Center for AIDS Prevention Studies and the Division of Infectious Diseases, University of California, San Francisco, CA 94105, USA.
J Int AIDS Soc. 2013 Jun 3;16(1):18449. doi: 10.7448/IAS.16.1.18449.
Routine HIV viral load (VL) testing is not available in India. We compared test performance characteristics of immunologic failure (IF) against the gold standard of virologic failure (VF), examined evolution of drug resistance among those who stayed on a failing regimen because they did not meet criteria for IF and assessed implications for second-line therapy.
Participants on first-line highly active antiretroviral therapy (HAART) in Bangalore, India, were monitored for 24 months at six-month intervals, with CD4 count, VL and genotype, if VL>1000 copies/ml. Standard WHO criteria were used to define IF; VF was defined as having two consecutive VL>1000 copies/ml or one VL>10,000 copies/ml. Resistance was assessed using standard International AIDS Society-USA (IAS-USA) recommendations.
Of 522 participants (67.6% male, mean age of 37.5; 85.1% on nevirapine-based and 40.4% on d4T-containing regimens), 57 (10.9%) had VF, 38 (7.3%) had IF and 13 (2.5%) had both VF and IF. The sensitivity of immunologic criteria to detect VF was 22.8%, specificity was 94.6% and positive predictive value was 34.2%. Forty-four participants with VF only continued on their failing first-line regimen; by the end of the study period, 90.9% had M184V, 63.6% had thymidine analogue mutations (TAMs), 34.1% had resistance to tenofovir, and 63.6% had resistance to etravirine.

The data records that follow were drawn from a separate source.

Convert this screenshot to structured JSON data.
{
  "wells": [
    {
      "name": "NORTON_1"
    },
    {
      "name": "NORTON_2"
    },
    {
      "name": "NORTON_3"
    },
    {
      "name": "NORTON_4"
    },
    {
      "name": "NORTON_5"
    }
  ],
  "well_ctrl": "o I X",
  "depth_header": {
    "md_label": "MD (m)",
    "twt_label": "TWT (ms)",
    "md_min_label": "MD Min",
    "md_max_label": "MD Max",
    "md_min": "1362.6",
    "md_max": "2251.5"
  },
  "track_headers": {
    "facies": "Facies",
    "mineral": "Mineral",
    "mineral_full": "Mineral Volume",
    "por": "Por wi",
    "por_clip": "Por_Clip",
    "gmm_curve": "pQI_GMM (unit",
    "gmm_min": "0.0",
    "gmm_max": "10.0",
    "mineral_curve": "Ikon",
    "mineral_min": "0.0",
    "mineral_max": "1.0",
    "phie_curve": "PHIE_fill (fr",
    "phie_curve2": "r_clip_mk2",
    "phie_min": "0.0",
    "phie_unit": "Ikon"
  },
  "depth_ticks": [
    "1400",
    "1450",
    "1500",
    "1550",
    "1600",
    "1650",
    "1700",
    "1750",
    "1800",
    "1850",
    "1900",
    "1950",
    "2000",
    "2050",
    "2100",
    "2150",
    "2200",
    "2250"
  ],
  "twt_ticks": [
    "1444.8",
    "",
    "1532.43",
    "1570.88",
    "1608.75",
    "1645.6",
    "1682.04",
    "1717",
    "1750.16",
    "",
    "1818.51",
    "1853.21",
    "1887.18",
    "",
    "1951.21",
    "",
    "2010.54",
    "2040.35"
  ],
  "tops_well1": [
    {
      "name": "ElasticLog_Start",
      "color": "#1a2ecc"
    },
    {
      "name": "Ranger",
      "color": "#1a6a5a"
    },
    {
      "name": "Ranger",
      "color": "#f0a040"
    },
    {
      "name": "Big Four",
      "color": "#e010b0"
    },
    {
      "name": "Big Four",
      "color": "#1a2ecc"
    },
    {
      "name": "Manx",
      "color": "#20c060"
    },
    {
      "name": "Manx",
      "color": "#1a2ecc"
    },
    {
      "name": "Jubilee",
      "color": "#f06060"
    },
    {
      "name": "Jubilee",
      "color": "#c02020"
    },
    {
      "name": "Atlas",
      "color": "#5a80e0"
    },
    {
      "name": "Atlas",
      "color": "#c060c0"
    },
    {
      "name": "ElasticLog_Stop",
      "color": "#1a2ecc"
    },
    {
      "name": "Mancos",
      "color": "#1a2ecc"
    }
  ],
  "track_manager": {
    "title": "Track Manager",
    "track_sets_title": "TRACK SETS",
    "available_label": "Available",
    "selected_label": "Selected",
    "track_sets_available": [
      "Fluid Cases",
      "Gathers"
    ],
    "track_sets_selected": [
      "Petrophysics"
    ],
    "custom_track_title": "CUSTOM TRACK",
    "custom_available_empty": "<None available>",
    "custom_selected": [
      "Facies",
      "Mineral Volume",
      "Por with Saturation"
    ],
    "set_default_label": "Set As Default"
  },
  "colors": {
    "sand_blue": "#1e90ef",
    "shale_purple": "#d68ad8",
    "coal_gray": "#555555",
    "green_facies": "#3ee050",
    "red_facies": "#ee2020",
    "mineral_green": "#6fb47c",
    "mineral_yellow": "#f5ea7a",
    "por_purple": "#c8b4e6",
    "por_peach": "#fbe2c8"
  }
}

WHO IF criteria have low sensitivity for detecting VF, and the presence of IF poorly predicts VF. Relying on CD4 counts leads to unnecessary switches to second-line HAART and continuation of failing regimens, jeopardizing future therapeutic options. Universal access to VL monitoring would avoid costly switches to second-line HAART and preserve future treatment options.
印度常规 HIV 病毒载量(VL)检测不可用。我们比较了免疫失败(IF)与病毒学失败(VF)的金标准的检测性能特征,检查了因不符合 IF 标准而继续使用失败方案的患者中耐药性的演变,并评估了对二线治疗的影响。
在班加罗尔,印度的一线高效抗逆转录病毒治疗(HAART)参与者每六个月监测 24 个月,CD4 计数、VL 和基因型,如果 VL>1000 拷贝/ml。使用标准的世卫组织标准来定义 IF;VF 定义为连续两次 VL>1000 拷贝/ml 或一次 VL>10,000 拷贝/ml。使用标准的国际艾滋病协会-美国(IAS-USA)建议评估耐药性。
在 522 名参与者(67.6%为男性,平均年龄 37.5;85.1%使用基于奈韦拉平的方案,40.4%使用包含 d4T 的方案)中,57 名(10.9%)出现 VF,38 名(7.3%)出现 IF,13 名(2.5%)同时出现 VF 和 IF。免疫标准检测 VF 的敏感性为 22.8%,特异性为 94.6%,阳性预测值为 34.2%。仅出现 VF 的 44 名参与者继续使用他们失败的一线方案;在研究结束时,90.9%出现 M184V,63.6%出现胸苷类似物突变(TAMs),34.1%对替诺福韦耐药,63.6%对依曲韦林耐药。
世卫组织 IF 标准对检测 VF 的敏感性较低,IF 的存在不能很好地预测 VF。依靠 CD4 计数会导致不必要地切换到二线 HAART 并继续使用失败的方案,从而危及未来的治疗选择。普遍获得 VL 监测将避免昂贵的二线 HAART 切换,并保留未来的治疗选择。